Penyebab Penurunan Pasokan
“Memang terjadi kenaikan cabai keriting karena suplai dari Jawa maupun Sulawesi Selatan kuantitasnya mengalami penurunan karena hujan,” kata Pramono di Balai Kota Jakarta, Kamis (19/2/2026). Ia menambahkan, curah hujan yang tinggi berdampak signifikan pada produksi dan kelancaran distribusi cabai ke pasar-pasar di Jakarta.
Proyeksi Normalisasi Harga
Meskipun demikian, Pramono optimistis bahwa pasokan cabai akan kembali normal dalam waktu dua minggu ke depan. “Saya yakin dalam satu-dua minggu ke depan harga cabai di Jakarta bisa normal kembali,” ujarnya.
Strategi Pengendalian Harga
Untuk mengendalikan harga cabai di pasar, Pemerintah Provinsi DKI Jakarta akan menerapkan strategi pembelian langsung dari petani. Cabai tersebut kemudian akan dijual kepada para pengecer dengan selisih harga yang terkontrol. “Kami akan membeli cabai kemudian menjual kepada pengecer atau pedagang, memberikan keuntungan Rp 5 ribu supaya harganya terkontrol. Kalau ini kita lakukan, saya yakin inflasi di Jakarta bisa kita kontrol,” jelas Pramono.
Detail Harga dan Faktor Pemicu
Kepala Dinas Ketahanan Pangan, Kelautan dan Pertanian (KPKP) DKI Jakarta, Hasudungan Sidabalok, merinci bahwa harga cabai rawit merah (CRM) telah melampaui Harga Acuan Penjualan (HAP). Di tingkat Sulawesi Selatan, harga cabai rawit merah mencapai Rp 45.000 per kilogram. Sementara itu, di Pulau Jawa, harganya berkisar antara Rp 60.000 hingga Rp 80.000 per kilogram. Di tingkat konsumen, khususnya di Pasar Induk Kramat Jati, harga rata-rata cabai rawit merah bahkan mencapai Rp 75.000 hingga Rp 90.000 per kilogram.
Hasudungan mengidentifikasi tiga faktor utama tingginya harga cabai rawit merah:
- Curah hujan tinggi yang mempengaruhi hasil produksi pertanian.
- Tradisi sebagian petani yang meliburkan diri menjelang bulan Ramadan.
- Peningkatan permintaan menjelang hari raya keagamaan.

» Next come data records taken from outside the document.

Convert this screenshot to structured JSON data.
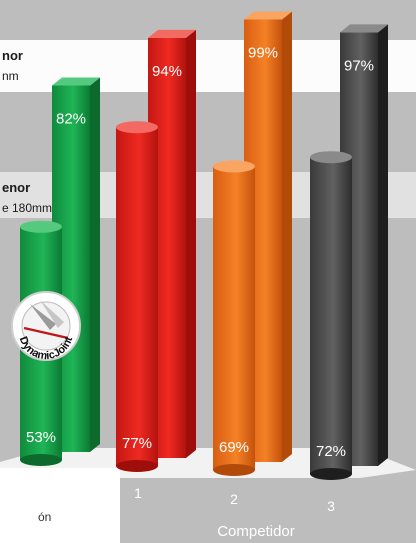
{
  "chart_data": {
    "type": "bar",
    "title": "",
    "legend_labels": {
      "row_top_name": "nor",
      "row_top_sub": "nm",
      "row_bottom_name": "enor",
      "row_bottom_sub": "e 180mm"
    },
    "axis": {
      "categories": [
        "",
        "1",
        "2",
        "3"
      ],
      "xlabel": "Competidor",
      "bottom_left_fragment": "ón"
    },
    "logo_text": "DynamicJoint",
    "series": [
      {
        "name": "",
        "values": [
          82,
          94,
          99,
          97
        ],
        "labels": [
          "82%",
          "94%",
          "99%",
          "97%"
        ]
      },
      {
        "name": "",
        "values": [
          53,
          77,
          69,
          72
        ],
        "labels": [
          "53%",
          "77%",
          "69%",
          "72%"
        ]
      }
    ],
    "colors": {
      "green": "#14a14a",
      "red": "#e3211c",
      "orange": "#ee6d1c",
      "gray": "#4a4a4a"
    }
  }
}
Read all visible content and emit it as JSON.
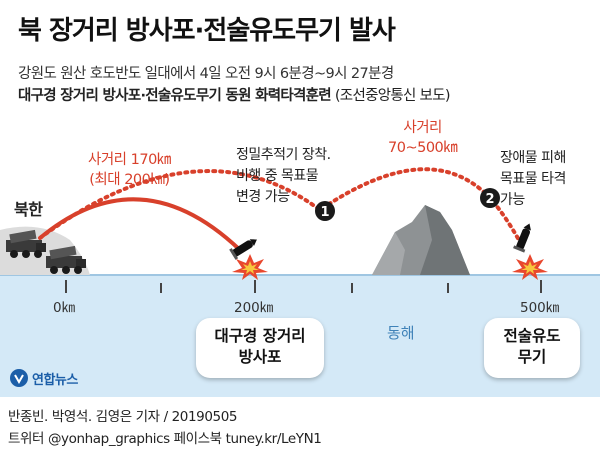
{
  "header": {
    "title": "북 장거리 방사포·전술유도무기 발사",
    "subtitle_1": "강원도 원산 호도반도 일대에서 4일 오전 9시 6분경~9시 27분경",
    "subtitle_2_bold": "대구경 장거리 방사포·전술유도무기 동원 화력타격훈련",
    "subtitle_2_note": "(조선중앙통신 보도)"
  },
  "map": {
    "north_korea_label": "북한",
    "range_1": {
      "line1": "사거리 170㎞",
      "line2": "(최대 200㎞)"
    },
    "range_2": {
      "line1": "사거리",
      "line2": "70~500㎞"
    },
    "note_1": {
      "line1": "정밀추적기 장착.",
      "line2": "비행 중 목표물",
      "line3": "변경 가능"
    },
    "note_2": {
      "line1": "장애물 피해",
      "line2": "목표물 타격",
      "line3": "가능"
    },
    "marker_1": "1",
    "marker_2": "2",
    "ticks": [
      "0㎞",
      "200㎞",
      "500㎞"
    ],
    "sea_label": "동해",
    "weapon_1": {
      "line1": "대구경 장거리",
      "line2": "방사포"
    },
    "weapon_2": {
      "line1": "전술유도",
      "line2": "무기"
    }
  },
  "colors": {
    "trajectory": "#d8402b",
    "sea": "#d4e9f7",
    "sea_edge": "#9fc6e2",
    "mountain": "#8e9294",
    "marker": "#1a1a1a"
  },
  "icons": [
    "launcher-truck-icon",
    "missile-icon",
    "explosion-icon",
    "mountain-icon",
    "yonhap-logo-icon"
  ],
  "footer": {
    "logo_text": "연합뉴스",
    "credit": "반종빈. 박영석. 김영은 기자 / 20190505",
    "credit_2": "트위터 @yonhap_graphics  페이스북 tuney.kr/LeYN1"
  }
}
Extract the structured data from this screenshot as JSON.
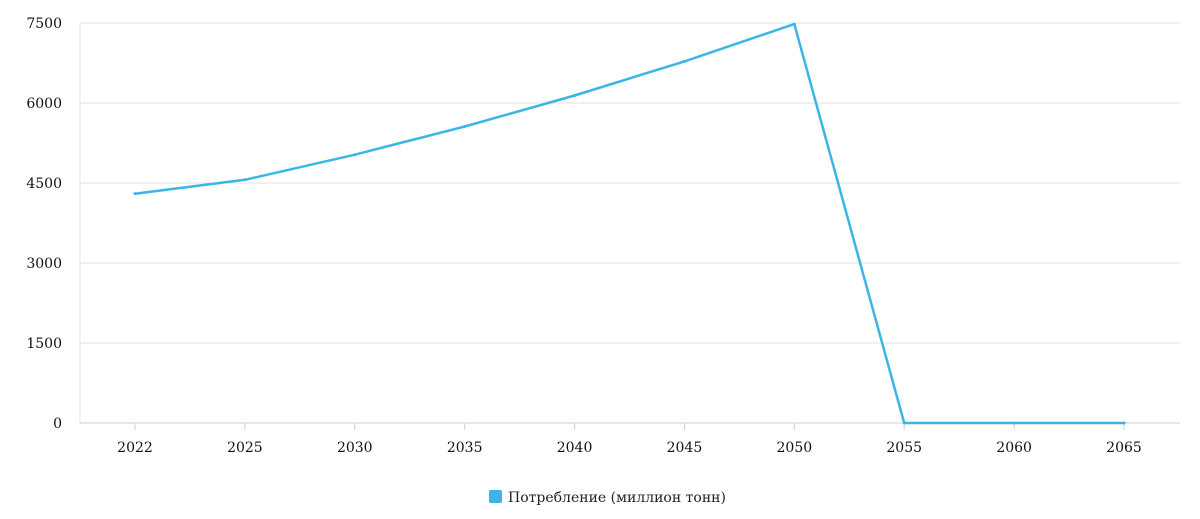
{
  "chart_data": {
    "type": "line",
    "title": "",
    "xlabel": "",
    "ylabel": "",
    "categories": [
      "2022",
      "2025",
      "2030",
      "2035",
      "2040",
      "2045",
      "2050",
      "2055",
      "2060",
      "2065"
    ],
    "ylim": [
      0,
      7500
    ],
    "y_ticks": [
      "0",
      "1500",
      "3000",
      "4500",
      "6000",
      "7500"
    ],
    "grid": "horizontal",
    "legend_position": "bottom-center",
    "series": [
      {
        "name": "Потребление (миллион тонн)",
        "color": "#3bb5e6",
        "values": [
          4300,
          4560,
          5030,
          5560,
          6140,
          6780,
          7480,
          0,
          0,
          0
        ]
      }
    ]
  }
}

Intervensi Badan Pangan Nasional
Badan Pangan Nasional akan turut serta dalam upaya stabilisasi harga melalui Fasilitas Distribusi Pangan (FDP). Mekanismenya adalah membeli cabai dari petani untuk kemudian didistribusikan melalui pedagang di Pasar Induk Kramat Jati. Harga di tingkat pengecer ditetapkan maksimal Rp 5.000 per kilogram di atas harga pembelian. Selain itu, pasokan cabai dari Sulawesi Selatan akan ditingkatkan sebanyak 2-3 ton per hari.
“Monitoring terus kami lakukan agar intervensi berjalan efektif dan harga di tingkat konsumen tetap terkendali,” ujar Hasudungan.